Все остальное в школе было в тон этой роскоши. Громадные комнаты, масса воздуха, комнаты для музея, комнаты для ремесл.
— Это вот их образцовые поля и огороды, — показал хозяин в окно.
Из больших зеркальных окон открывался вид на поля, реку и пруд. Была осень, мелкий дождик только что перестал, и темные осенние поля с помятой жнивой, теперь намокшие и продрогшие, смотрели холодно и неуютно. Виднелись оросительные канавки, а туда, дальше, флигелек и ряд хозяйственных построек.

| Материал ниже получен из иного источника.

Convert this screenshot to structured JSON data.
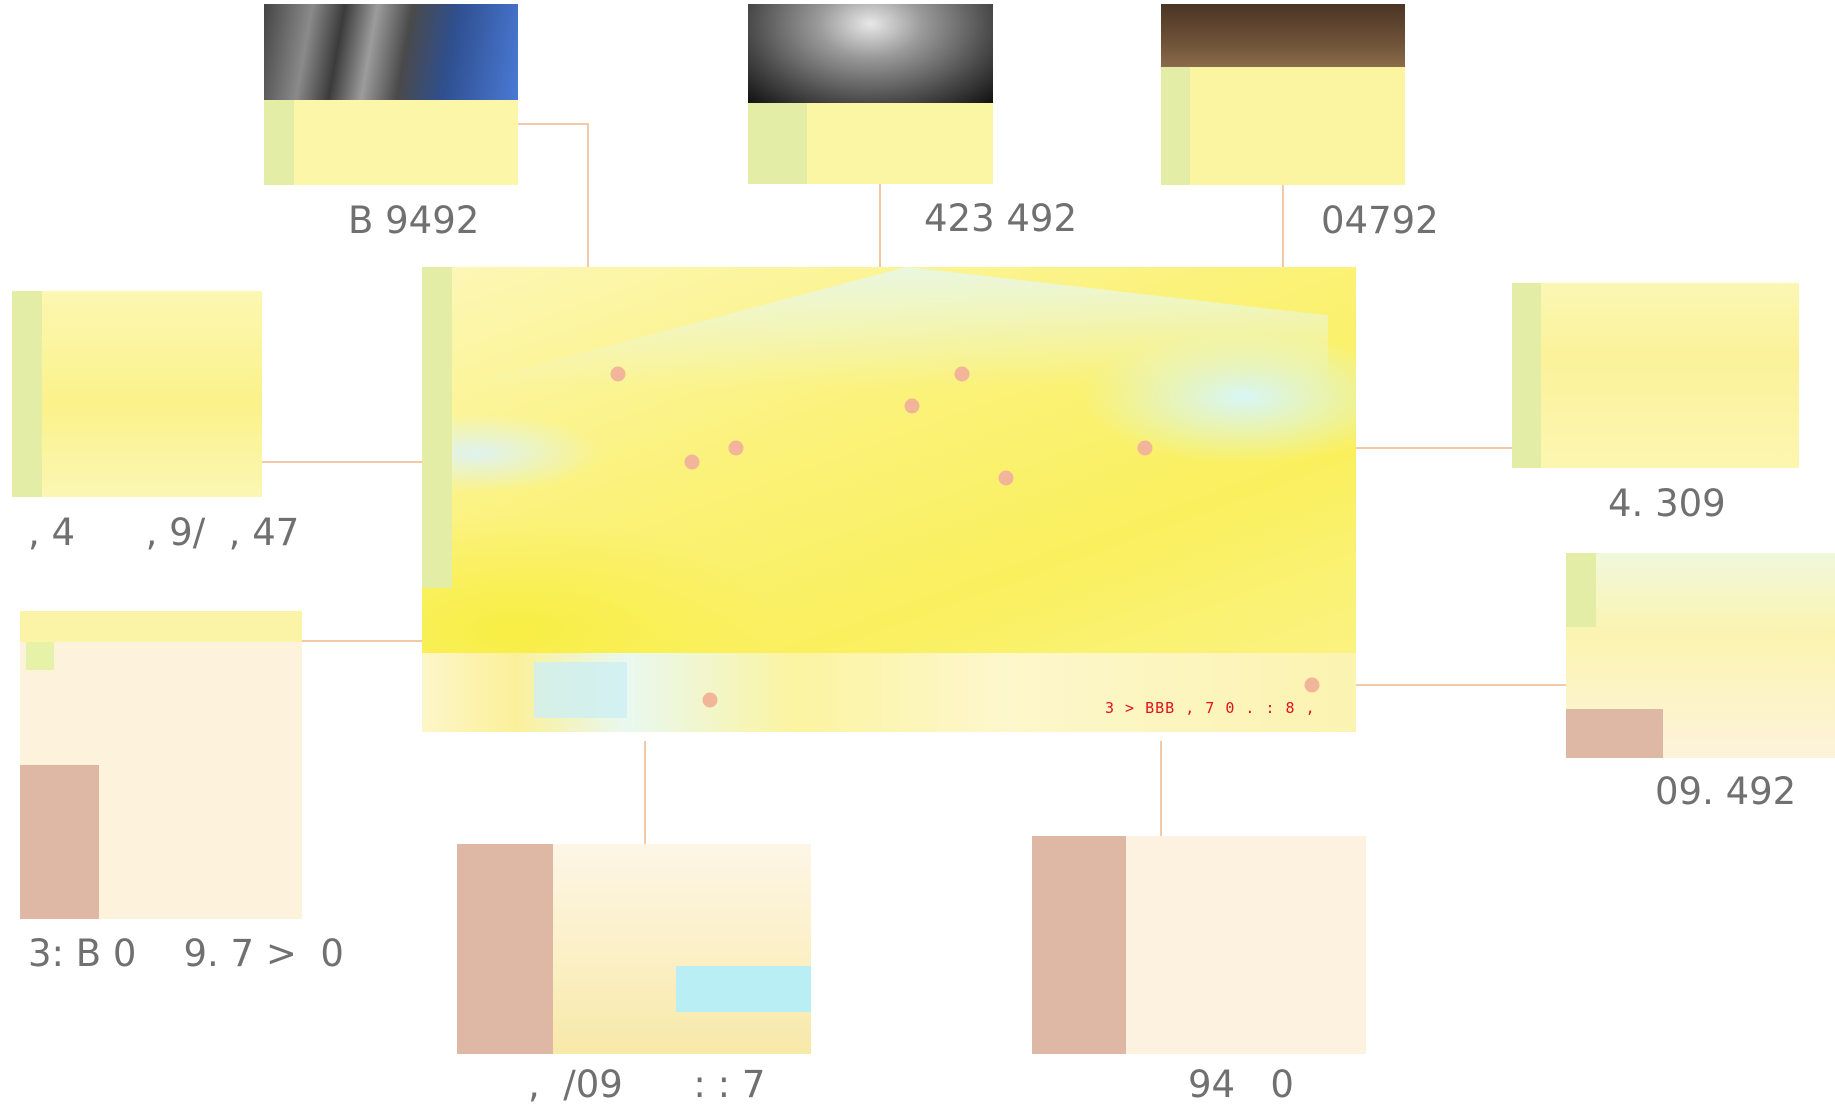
{
  "hub": {
    "overlay_text": "3 > BBB , 7 0 . : 8 ,",
    "accent_color": "#e0131f"
  },
  "colors": {
    "connector": "#f6c9a6",
    "hotspot": "#f2b59a",
    "caption": "#707070"
  },
  "thumbnails": [
    {
      "id": "top-left",
      "caption": "B 9492"
    },
    {
      "id": "top-middle",
      "caption": "423 492"
    },
    {
      "id": "top-right",
      "caption": "04792"
    },
    {
      "id": "left-upper",
      "caption": ", 4      , 9/  , 47"
    },
    {
      "id": "right-upper",
      "caption": "4. 309"
    },
    {
      "id": "left-lower",
      "caption": "3: B 0    9. 7 >  0"
    },
    {
      "id": "right-lower",
      "caption": "09. 492"
    },
    {
      "id": "bottom-left",
      "caption": ",  /09      : : 7"
    },
    {
      "id": "bottom-right",
      "caption": "94   0"
    }
  ]
}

У флигеля несколько маленьких крестьянских детей возились над чем-то.
Мы прошли еще несколько комнат и вошли в маленькую нарядную комнатку с камином, в котором ярко горели теперь дрова, с мягкой кабинетной мебелью, обитой темным сафьяном, с полом, устланным хорошими коврами, и со стенами, увешанными картинами. Сухое лицо хозяина, эта обычная маска его, оживилось, и неуверенным смущенным голосом он сказал:
— Это мое святилище.
У дверей стоял сторож, руками которого, очевидно, был растоплен этот камин и все содержалось в таком порядке. Ласково, с тем видом, когда в доме все делается не за страх только, а и за совесть, он спросил:
— Чаю?
— Дай, — сухо ответил хозяин и, опустившись в кресло, спросил: — Вы против камина ничего не имеете?
— Я люблю камин. В такой сырой мозглый день он греет и светит, как солнце, и придает этой прекрасной комнате самый уютный и жилой вид.
— Ну, очень рад, что вам здесь нравится.
— И здесь и везде, во всем помещении вашей… и не знаю как и назвать… вашей прекрасной школы.
— Да… — рассеянно проговорил хозяин, — прежде…
Он остановился. У него была какая-то особенная выразительность в манере говорить. Очевидно, он или говорил то, о чем думал, или молчал. И когда говорил, он точно видел то, к чему была прикована его мысль, и, отдаваясь ей, умел интонацией голоса, взглядом, движением дать почувствовать и слушателю то, что и сам испытывал. В то же время с виду он оставался все таким же сдержанным и сухим. Он не спеша продолжал с расстановкой:
— Прежде мы хвалились охотой, лошадьми… Времена переменчивы…
Он опять замолчал, лицо его приняло характерное отлетевшее выражение, он смотрел в огонь камина и в этих перебегающих струйках точно следил за чем-то, изредка вдруг наклоняя низко голову и подымая брови, словно спрашивал. Я сидел, охваченный обстановкой, и тоже молчал.